J’ai planté mon premier pommier il y a huit ans. Un Bramley, d’une pépinière locale. Ou était-ce un Blenheim Orange ? Je ne suis honnêtement plus sûr. L’étiquette a pâli, je ne l’ai jamais noté, et maintenant j’ai douze arbres et ne peux en nommer que trois avec certitude.
C’est le problème des vergers domestiques : ils grandissent plus vite que la mémoire. Ce premier arbre semblait si mémorable à l’époque. J’étais certain que je saurais toujours ce que c’était. Puis est venu le prunier, puis le poirier, puis quelques pommiers de plus parce que le premier allait bien. Quelque part en chemin, j’ai cessé de pouvoir suivre ce qui était où.
Les logiciels de gestion de verger commercial existent, bien sûr. J’ai regardé une fois. Farmable, CropTracker, des systèmes conçus pour des vergers de centaines ou milliers d’arbres, la logistique de récolte, la conformité des traitements, le suivi de la main-d’œuvre. Excessif pour quelqu’un avec une douzaine d’arbres dans son jardin. Je n’avais pas besoin d’un logiciel d’entreprise. J’avais besoin de quelque chose de plus simple.
Pourquoi les vergers domestiques ont besoin de registres
Vous pourriez penser qu’un petit verger n’a pas besoin de tenue de registres formelle. Quelques arbres, comment ça peut être difficile à retenir ?
Plus difficile que vous ne le pensez. En été, quand les arbres sont feuillus et distinctifs, oublier les noms de variétés semble impossible. L’hiver venu, chaque arbre est un squelette nu de branches similaires. Cette étiquette que vous pensiez éternelle a pâli jusqu’à être illisible. L’arbre que vous pensiez évidemment différent de son voisin semble maintenant identique.
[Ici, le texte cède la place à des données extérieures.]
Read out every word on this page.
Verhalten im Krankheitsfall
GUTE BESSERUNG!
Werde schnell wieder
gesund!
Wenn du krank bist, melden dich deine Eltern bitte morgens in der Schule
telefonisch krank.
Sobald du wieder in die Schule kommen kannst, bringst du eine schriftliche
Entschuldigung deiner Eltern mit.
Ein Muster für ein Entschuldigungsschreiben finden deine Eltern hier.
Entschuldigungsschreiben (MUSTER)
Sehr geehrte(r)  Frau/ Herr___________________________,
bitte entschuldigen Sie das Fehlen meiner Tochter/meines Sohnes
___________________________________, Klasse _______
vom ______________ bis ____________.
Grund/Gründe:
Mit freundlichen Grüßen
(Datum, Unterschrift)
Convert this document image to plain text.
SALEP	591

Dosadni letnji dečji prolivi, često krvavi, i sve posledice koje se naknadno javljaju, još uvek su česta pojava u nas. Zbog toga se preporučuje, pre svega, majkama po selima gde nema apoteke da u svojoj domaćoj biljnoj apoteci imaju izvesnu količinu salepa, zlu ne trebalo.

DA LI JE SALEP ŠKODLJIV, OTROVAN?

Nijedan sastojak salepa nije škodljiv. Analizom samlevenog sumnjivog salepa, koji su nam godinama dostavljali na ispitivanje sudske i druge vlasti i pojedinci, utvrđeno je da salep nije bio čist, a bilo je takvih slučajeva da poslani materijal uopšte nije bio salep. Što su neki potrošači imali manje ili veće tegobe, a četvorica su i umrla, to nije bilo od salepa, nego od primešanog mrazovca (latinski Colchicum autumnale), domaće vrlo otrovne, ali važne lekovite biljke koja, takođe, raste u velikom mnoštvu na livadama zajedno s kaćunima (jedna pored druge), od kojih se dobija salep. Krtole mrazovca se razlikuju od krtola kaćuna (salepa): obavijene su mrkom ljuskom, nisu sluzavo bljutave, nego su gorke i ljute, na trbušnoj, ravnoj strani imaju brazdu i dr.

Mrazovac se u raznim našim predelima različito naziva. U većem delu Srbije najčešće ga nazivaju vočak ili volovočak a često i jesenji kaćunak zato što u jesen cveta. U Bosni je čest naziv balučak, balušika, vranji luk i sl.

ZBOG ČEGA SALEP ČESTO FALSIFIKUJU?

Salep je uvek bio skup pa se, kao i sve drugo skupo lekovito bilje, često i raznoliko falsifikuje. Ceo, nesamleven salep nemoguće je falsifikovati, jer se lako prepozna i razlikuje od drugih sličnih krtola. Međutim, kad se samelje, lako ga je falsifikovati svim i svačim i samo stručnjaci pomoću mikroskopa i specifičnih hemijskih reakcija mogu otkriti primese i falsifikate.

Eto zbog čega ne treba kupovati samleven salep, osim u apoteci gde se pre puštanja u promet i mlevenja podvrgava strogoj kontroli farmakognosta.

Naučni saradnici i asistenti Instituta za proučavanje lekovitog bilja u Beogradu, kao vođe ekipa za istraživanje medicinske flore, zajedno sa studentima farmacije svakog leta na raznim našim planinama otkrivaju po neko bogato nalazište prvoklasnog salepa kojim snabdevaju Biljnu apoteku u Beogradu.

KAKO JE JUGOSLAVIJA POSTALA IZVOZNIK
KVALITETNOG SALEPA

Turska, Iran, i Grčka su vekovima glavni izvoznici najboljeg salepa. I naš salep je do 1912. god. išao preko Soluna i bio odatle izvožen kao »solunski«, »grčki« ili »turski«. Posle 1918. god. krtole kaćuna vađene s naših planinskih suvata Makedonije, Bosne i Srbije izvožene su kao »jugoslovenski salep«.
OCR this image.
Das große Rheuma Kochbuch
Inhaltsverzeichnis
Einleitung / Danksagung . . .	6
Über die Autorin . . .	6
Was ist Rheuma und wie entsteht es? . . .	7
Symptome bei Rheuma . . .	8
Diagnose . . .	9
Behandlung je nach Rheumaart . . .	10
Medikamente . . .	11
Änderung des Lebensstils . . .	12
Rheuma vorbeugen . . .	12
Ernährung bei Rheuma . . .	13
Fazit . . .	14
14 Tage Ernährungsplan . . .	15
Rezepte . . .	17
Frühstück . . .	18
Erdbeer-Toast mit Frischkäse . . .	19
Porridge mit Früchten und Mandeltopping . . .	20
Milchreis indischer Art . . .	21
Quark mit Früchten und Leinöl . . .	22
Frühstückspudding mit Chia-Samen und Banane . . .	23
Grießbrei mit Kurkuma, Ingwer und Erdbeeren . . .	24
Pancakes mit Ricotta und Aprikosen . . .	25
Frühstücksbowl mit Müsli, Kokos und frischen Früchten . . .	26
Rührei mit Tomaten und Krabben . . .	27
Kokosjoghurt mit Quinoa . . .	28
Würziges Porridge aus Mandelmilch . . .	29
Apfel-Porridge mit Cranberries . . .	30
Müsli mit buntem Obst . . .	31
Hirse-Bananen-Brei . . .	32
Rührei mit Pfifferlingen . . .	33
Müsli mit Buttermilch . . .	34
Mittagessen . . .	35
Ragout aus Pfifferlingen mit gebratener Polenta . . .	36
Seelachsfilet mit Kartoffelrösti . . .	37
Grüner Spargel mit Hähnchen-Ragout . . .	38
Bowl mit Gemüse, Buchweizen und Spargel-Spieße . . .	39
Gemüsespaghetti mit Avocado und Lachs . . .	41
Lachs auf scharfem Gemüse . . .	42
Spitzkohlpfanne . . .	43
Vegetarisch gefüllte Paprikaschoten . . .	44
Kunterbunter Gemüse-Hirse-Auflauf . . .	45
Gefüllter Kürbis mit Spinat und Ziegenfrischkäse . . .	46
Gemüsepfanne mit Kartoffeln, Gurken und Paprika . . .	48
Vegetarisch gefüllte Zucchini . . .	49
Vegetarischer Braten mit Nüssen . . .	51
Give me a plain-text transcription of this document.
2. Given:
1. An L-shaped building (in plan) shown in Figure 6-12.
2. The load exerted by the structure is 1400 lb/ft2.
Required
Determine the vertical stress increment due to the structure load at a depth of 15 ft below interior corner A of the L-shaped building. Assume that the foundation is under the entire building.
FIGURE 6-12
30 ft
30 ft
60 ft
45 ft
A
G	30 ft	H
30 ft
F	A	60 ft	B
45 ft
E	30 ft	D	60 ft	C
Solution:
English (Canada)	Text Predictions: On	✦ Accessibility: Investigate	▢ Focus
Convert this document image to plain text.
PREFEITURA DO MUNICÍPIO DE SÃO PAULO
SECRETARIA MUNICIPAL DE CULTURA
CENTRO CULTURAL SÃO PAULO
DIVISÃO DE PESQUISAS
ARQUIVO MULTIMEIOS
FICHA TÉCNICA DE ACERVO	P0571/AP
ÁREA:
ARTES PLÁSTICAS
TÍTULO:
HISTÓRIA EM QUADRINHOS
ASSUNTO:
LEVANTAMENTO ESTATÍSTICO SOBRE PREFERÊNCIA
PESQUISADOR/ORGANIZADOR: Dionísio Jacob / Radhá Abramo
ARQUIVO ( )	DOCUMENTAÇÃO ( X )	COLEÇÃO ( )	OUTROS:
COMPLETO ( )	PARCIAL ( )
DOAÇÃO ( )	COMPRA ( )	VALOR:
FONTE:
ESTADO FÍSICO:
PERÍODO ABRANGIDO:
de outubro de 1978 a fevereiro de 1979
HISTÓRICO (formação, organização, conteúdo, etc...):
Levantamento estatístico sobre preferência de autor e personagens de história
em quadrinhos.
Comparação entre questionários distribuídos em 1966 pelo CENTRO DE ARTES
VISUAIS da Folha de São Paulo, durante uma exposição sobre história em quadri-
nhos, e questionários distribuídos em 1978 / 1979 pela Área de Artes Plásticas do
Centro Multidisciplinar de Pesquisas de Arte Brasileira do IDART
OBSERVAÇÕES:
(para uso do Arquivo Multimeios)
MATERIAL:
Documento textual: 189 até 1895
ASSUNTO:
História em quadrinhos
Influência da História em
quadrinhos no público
Les tâches d’entretien se confondent. Quand avez-vous taillé le poirier pour la dernière fois ? Il y a deux ans ou trois ? Avez-vous traité contre la cheimatobie cette année, ou aviez-vous l’intention de le faire et avez oublié ? Quel engrais avez-vous utilisé sur le prunier en difficulté, et est-ce que ça a aidé ? Sans registres, chaque année commence avec la même incertitude sur ce qui s’est passé avant.
Les arbres vivent des décennies. Un arbre fruitier peut être productif pendant cinquante ans ou plus. Vous ne vous souviendrez pas de ce que vous lui avez fait la troisième année quand vous serez devant lui la quinzième.
Les tendances émergent des données. Quels arbres prospèrent et lesquels peinent ? Quels emplacements dans votre jardin produisent de bons fruits ? Vous ne pouvez pas voir ces tendances sans des années de notes à comparer. Sans registres, vous devinez.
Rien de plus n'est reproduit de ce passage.